Dear Joe, We have three children. We have a 529 for each one of them in an age-based option. One is college bound this fall. Should I continue to make contributions to his 529 when he is enrolled in college? All of our contributions come from after-tax funds. I am in the 30-plus percent tax bracket. --Jeff
As long as you have the financial means, it probably makes sense to continue your contributions to his 529 plan. I'm assuming, of course, that you currently do not have enough money in your oldest child's 529 account to fully pay his college education, and that you (or he) will eventually have to come up with more.
Even when the period before withdrawing the funds is brief, placing your college savings into a 529 plan means you'll pay less income tax, thus leaving more in your account to pay school bills. If you were to park the money in a taxable bank CD or money market fund instead, you would be sending a large portion of the interest you earn -- 30-plus percent, based on your tax bracket -- to the government. Tax-free income from a 529 plan also is excluded on the federal financial-aid application, or FAFSA.
And here's a special reason to keep contributing: Residents in 34 states and the District of Columbia can claim a state tax deduction or tax credit for their contributions to a 529 plan.
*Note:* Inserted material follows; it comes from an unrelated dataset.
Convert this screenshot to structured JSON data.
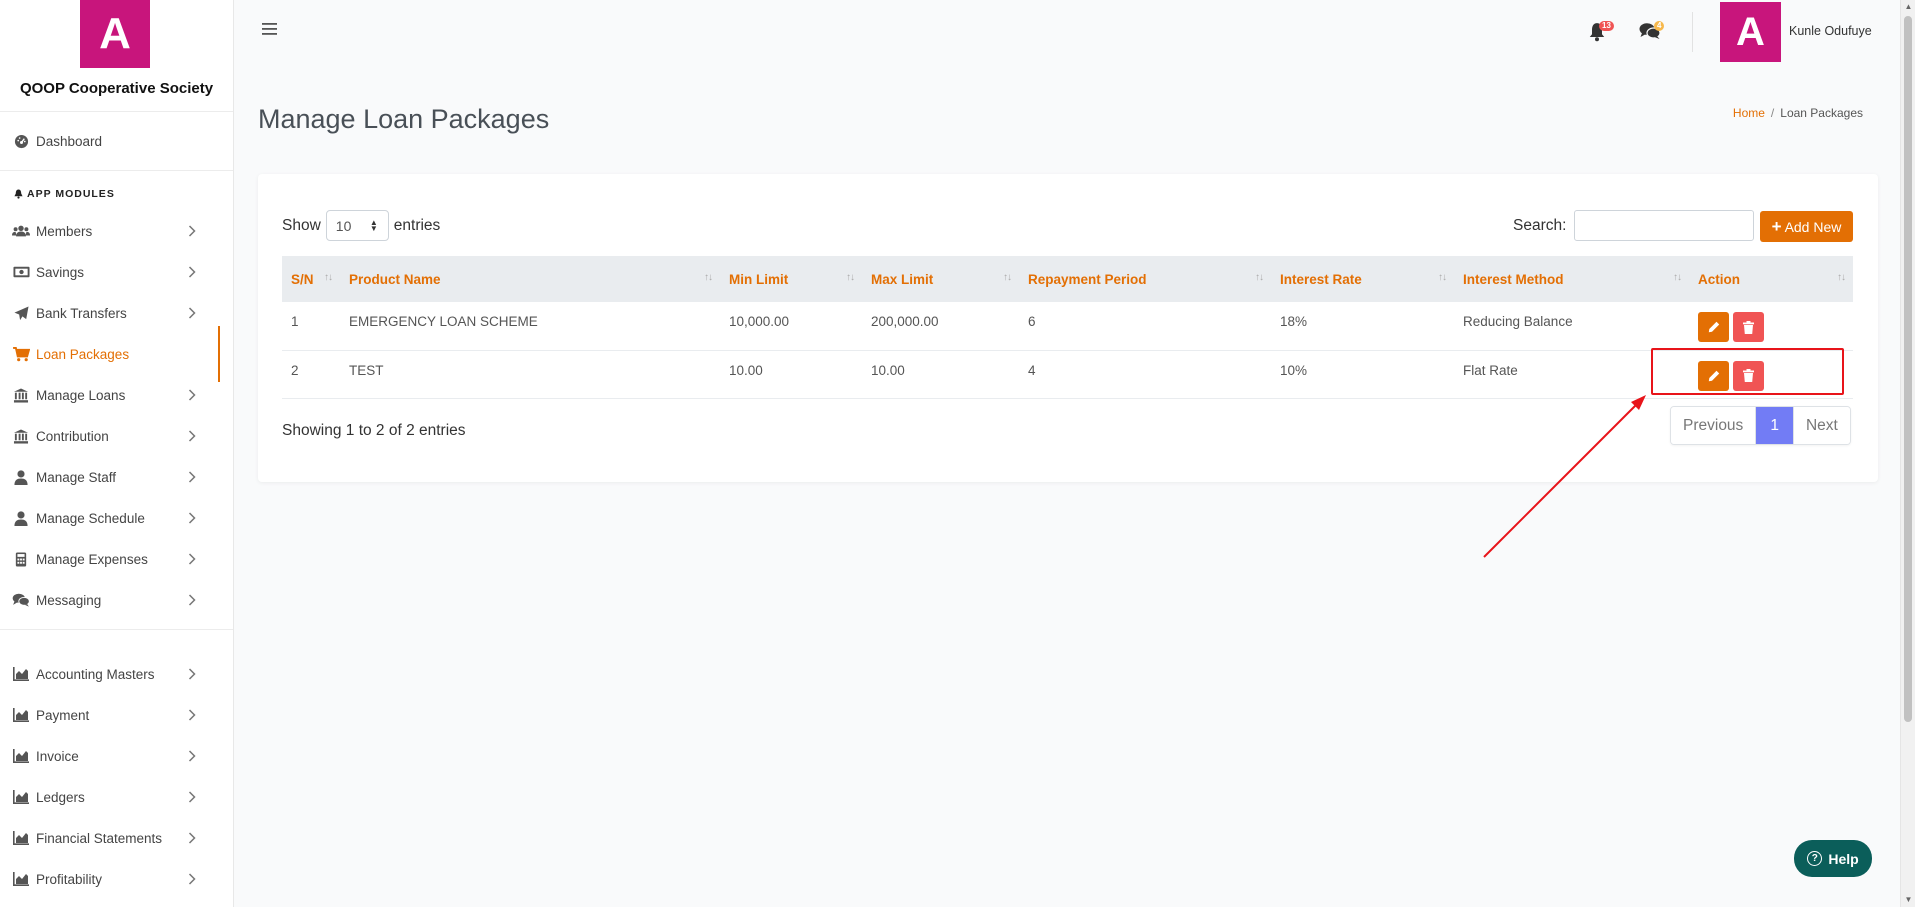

Most of these states impose no waiting periods, and so you can pick up a generous guaranteed return even for a student already in college. Check the eligibility rules in your state.
If you continue your contributions into your oldest child's 529 account and it turns out the account has more money than needed to pay his expenses, you can change beneficiaries to one of your younger children. Or you can simply transfer funds into their existing 529 accounts. Moving the money among family members is tax-free.
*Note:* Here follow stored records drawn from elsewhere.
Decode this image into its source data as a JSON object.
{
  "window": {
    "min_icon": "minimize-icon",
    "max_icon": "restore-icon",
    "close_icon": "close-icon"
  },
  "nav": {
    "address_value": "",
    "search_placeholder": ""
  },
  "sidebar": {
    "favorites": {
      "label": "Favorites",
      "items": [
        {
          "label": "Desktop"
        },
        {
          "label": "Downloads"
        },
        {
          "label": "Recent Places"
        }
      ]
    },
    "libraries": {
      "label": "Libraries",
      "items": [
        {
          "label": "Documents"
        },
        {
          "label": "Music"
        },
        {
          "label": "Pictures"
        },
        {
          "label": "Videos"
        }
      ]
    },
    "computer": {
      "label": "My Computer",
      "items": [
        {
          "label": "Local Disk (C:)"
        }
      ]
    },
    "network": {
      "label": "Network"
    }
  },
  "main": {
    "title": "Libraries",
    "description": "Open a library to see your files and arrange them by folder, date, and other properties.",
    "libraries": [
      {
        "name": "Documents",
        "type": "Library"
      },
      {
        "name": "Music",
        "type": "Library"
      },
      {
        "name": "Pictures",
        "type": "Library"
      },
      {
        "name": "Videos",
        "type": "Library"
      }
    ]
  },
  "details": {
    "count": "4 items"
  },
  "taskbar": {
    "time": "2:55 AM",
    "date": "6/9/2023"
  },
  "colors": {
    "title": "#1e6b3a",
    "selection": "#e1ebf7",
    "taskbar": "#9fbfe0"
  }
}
You can also move 529 funds in the opposite direction, transferring from a younger sibling to the current college student whenever more money is needed to pay for college. While this possibility may suggest that you direct all your contributions to your younger children, remember that the age-based portfolios being used for your younger children may not be appropriate for the child who is about to enter college.
Gift taxes should also be taken into consideration. You and your spouse can apply as much as $26,000 in gift-tax exclusions for your contributions to each child's 529 account. Even larger contributions may be possible with a special five-year election. Naturally, you have more gift-tax allowance when contributing for all three children. Moving the money later between accounts does not trigger gift taxes when the beneficiaries are of the same generation.